You may have noticed purple ducks and socks popping up on our social media recently. This isn’t just because it’s one of our favourite colours. It is because purple is the recognised colour for disability since around 2010 and we want to use it to show our recognition of the rights of disabled people.
We campaign for the rights of disabled people all year round, but right now is a particularly important time to make our voices heard.
With the general election around the corner (May, 2015) and the party conference season coming up, the next few months are crucial for policy making. This is a time when political parties will be strategising and prioritising, when they will be formulating ideas on how to engage with the British public.

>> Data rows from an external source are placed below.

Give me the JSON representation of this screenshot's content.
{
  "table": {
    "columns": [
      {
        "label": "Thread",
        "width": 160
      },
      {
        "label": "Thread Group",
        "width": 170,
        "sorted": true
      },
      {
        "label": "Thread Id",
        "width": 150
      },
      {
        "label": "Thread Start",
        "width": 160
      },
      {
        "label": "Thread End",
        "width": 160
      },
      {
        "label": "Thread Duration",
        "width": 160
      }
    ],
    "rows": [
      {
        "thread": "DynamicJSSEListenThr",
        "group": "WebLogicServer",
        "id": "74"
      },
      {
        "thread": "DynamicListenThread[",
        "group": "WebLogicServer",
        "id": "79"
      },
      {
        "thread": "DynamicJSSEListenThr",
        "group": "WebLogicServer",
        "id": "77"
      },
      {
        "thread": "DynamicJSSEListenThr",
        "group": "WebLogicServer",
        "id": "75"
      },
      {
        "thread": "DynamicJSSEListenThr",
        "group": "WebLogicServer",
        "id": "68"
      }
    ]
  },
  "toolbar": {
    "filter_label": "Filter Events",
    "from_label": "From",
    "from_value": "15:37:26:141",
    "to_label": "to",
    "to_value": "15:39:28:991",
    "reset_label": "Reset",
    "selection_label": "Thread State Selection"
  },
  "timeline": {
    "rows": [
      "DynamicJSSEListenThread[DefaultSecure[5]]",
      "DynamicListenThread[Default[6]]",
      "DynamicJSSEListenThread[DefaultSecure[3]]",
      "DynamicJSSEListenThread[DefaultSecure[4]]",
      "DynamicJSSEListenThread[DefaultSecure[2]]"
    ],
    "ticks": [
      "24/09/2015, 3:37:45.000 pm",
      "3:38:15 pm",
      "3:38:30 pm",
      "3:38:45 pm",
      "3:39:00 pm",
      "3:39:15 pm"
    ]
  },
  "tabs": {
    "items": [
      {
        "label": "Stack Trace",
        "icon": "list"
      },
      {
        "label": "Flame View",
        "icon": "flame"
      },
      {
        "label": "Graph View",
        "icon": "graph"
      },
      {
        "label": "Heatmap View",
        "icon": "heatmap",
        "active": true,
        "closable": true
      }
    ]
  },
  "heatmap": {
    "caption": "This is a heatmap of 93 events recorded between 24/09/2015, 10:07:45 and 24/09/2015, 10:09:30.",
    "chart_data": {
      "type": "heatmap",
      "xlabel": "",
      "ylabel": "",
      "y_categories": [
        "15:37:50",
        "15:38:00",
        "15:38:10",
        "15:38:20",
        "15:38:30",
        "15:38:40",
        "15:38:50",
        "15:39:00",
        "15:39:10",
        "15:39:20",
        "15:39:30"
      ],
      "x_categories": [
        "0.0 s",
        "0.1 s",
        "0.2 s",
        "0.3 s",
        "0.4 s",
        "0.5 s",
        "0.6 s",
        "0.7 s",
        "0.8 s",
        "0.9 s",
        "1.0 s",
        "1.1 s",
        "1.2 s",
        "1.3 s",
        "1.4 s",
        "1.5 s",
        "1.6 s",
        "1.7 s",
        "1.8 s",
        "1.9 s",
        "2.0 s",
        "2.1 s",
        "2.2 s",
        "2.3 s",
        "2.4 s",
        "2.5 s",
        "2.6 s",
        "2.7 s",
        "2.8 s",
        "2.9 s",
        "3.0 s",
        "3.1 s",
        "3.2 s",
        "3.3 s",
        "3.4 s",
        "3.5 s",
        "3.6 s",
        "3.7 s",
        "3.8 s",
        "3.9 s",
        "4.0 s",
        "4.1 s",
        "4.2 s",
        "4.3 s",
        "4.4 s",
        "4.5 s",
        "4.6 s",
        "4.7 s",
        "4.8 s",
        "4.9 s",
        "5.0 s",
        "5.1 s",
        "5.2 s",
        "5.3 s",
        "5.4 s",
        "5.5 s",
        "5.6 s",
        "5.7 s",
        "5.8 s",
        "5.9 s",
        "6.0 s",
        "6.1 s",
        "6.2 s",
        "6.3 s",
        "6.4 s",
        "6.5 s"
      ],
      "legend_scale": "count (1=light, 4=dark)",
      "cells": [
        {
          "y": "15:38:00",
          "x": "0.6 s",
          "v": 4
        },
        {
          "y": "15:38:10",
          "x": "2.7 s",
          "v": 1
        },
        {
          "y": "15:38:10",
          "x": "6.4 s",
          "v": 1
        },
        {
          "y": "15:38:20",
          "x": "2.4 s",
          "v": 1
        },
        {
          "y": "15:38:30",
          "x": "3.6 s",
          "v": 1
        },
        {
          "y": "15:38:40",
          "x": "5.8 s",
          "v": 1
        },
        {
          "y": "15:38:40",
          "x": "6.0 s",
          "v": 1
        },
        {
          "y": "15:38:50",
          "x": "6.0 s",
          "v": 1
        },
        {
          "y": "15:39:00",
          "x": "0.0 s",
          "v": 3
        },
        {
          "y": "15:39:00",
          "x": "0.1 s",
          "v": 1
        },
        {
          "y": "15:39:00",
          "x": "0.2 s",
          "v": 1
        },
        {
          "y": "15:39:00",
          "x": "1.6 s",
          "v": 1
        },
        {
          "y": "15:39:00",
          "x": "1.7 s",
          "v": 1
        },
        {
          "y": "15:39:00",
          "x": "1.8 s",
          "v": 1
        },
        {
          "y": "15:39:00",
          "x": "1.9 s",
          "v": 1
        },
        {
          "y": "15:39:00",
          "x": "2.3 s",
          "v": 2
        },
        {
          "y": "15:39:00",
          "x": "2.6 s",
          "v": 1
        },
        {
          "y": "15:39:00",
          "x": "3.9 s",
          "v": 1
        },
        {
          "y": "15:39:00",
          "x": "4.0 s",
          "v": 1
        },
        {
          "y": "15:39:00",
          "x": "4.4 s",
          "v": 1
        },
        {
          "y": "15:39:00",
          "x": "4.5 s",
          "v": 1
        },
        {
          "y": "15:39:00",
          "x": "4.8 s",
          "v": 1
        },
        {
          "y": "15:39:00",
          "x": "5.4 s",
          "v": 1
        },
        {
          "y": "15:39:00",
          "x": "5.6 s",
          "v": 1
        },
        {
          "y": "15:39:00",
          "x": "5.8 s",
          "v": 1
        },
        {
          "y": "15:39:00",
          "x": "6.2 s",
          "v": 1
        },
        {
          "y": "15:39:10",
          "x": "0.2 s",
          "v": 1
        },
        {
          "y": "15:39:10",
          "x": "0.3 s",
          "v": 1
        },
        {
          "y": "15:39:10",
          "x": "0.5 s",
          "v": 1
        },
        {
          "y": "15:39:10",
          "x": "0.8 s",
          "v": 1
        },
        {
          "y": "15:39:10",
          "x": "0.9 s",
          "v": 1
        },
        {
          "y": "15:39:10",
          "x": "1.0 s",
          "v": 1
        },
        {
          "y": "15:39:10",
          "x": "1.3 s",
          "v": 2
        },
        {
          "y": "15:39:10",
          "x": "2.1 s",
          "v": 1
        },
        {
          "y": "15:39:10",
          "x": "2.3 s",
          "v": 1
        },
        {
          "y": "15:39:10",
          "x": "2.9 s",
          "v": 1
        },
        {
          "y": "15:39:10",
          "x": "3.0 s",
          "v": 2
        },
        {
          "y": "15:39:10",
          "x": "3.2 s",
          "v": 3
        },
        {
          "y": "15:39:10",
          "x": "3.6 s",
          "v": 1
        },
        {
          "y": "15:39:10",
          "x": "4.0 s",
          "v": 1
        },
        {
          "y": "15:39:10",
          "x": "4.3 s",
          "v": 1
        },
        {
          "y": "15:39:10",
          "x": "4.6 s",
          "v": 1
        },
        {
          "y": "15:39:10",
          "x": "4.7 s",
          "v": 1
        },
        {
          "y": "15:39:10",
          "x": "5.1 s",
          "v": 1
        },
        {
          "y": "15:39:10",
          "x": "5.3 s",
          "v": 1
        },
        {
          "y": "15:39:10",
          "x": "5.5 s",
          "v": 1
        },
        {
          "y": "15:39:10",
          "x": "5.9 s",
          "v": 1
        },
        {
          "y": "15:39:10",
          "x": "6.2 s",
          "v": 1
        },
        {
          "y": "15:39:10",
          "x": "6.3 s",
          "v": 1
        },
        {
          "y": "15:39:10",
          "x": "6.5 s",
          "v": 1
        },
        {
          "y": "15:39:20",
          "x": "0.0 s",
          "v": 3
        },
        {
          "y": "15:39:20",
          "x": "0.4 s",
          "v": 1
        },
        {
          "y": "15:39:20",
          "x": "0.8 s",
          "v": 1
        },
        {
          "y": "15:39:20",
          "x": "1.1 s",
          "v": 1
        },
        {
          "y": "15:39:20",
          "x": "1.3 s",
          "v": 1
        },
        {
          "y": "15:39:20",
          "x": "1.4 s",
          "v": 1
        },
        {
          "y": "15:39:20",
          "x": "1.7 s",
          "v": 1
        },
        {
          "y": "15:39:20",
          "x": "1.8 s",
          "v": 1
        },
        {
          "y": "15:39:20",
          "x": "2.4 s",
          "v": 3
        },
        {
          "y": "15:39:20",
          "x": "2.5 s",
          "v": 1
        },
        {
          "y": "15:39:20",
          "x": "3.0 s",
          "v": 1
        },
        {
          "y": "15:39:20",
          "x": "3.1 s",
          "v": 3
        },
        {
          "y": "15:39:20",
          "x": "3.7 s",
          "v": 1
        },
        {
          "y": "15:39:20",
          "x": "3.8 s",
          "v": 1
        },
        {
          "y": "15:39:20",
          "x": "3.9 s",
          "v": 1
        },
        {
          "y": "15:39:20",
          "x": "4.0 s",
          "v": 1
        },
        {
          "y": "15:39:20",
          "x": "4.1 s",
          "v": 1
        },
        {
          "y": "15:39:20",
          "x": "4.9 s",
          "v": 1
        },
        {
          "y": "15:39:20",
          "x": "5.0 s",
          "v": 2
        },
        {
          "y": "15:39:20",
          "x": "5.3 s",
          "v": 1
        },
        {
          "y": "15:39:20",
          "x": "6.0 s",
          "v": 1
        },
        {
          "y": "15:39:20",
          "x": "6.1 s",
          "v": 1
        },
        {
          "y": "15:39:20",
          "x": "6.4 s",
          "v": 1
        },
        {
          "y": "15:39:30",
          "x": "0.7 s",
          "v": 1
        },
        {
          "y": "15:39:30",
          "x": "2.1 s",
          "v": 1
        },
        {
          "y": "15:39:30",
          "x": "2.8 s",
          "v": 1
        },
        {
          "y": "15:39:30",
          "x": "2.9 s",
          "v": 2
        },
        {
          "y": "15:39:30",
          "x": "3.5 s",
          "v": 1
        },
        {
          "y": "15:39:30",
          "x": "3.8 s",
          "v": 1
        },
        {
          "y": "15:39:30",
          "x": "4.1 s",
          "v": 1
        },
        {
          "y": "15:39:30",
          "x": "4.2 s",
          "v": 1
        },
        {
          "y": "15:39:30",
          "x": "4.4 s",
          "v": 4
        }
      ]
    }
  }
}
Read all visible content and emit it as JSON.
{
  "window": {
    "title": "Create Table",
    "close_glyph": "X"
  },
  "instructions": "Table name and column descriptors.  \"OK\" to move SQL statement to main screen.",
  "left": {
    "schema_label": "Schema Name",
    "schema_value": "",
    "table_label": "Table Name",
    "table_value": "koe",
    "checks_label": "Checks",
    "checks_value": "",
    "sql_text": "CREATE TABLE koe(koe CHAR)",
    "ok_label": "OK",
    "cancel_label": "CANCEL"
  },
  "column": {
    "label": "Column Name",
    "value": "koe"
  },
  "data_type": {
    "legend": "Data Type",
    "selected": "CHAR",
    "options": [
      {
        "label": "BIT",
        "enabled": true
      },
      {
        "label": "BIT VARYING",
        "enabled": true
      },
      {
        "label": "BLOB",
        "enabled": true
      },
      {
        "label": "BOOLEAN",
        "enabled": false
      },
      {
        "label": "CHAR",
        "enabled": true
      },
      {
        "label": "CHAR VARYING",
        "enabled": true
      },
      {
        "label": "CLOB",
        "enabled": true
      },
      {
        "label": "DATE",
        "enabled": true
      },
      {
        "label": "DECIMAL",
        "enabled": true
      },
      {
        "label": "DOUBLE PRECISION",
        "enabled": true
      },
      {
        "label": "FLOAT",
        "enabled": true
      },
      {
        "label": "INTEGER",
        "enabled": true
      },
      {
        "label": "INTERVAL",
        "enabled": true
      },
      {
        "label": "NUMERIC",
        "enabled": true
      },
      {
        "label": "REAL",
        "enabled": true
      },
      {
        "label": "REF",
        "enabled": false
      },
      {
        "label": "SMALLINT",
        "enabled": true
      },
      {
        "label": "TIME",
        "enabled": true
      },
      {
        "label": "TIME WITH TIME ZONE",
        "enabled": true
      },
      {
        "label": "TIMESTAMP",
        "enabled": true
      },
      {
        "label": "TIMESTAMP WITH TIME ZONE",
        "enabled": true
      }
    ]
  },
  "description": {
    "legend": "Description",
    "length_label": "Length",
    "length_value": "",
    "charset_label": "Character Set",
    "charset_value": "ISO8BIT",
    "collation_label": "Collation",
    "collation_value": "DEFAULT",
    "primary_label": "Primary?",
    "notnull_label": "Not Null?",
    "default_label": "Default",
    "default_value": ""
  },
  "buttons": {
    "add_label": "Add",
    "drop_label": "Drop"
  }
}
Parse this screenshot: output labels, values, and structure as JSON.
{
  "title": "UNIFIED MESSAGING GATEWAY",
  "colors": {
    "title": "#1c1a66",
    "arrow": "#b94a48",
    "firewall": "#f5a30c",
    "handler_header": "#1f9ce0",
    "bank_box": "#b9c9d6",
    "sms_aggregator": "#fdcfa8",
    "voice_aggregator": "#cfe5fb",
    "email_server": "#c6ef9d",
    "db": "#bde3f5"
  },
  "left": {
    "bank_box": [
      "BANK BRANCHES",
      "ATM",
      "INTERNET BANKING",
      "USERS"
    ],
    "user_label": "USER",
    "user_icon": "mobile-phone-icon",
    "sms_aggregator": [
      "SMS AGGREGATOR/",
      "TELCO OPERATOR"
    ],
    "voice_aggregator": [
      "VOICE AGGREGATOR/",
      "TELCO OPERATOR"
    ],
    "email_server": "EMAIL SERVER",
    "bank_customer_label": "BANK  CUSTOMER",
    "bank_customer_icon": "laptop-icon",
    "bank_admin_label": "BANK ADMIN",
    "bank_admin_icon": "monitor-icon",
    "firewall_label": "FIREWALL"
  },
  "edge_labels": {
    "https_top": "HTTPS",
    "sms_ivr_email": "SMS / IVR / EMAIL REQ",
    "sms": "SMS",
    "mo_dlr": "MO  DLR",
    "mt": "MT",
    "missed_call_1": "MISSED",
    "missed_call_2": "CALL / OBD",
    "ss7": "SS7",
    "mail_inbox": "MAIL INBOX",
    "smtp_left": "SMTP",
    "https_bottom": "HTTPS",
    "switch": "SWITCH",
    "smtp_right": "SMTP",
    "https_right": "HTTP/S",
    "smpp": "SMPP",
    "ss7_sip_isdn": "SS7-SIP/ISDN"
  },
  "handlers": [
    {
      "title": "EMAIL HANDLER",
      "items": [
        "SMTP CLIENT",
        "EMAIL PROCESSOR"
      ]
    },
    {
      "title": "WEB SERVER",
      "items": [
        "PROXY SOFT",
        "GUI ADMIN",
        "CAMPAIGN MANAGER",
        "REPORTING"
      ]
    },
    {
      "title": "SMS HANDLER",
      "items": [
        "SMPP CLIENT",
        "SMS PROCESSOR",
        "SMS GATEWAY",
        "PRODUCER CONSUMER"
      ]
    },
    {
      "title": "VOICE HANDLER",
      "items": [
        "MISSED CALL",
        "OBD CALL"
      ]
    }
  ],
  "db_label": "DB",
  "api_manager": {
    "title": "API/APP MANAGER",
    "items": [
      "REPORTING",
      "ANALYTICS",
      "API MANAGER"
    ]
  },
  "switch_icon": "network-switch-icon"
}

Therefore, it is essential to make sure that disability issues (and so ‘disability purple’) are central in people’s minds, especially considering how difficult the past few years have been for disabled people.
Since its introduction in 2013, the Spare Room Subsidy has had a disproportionate effect on disabled people with the DWP’s own interim report showing that some 300,000 people (3/5 of those effected) are now in arrears as a result of the policy. The Government’s Work Capability Assessment has also failed in properly assessing people’s ability to work, with some 40% of successful appeals against Atos costing the taxpayer £60m. The government are also due to reduce the amount to be paid to disabled students in the Disabled Students Allowance by 2016.
The effects of these policies have been widely reported. A charity report publish in July (2014) showed that the Government’s ‘Independent Living Strategy’ had not produced any substantial results. More worrying still was the report published by Just Fair also in July stating that as a result of some of these policies the UK Government was in breach of its legal obligations to respect and protect the rights of disabled people.
These kinds of policies will continue unless we shout about it. So, although sending in a photo of your best purple scarf might not seem significant, it is important to think about what it represents. You are nailing your ‘colours’ to the mast. Showing where your values lie and what you won’t tolerate. You are, most importantly, showing that disabled people must not be marginalised.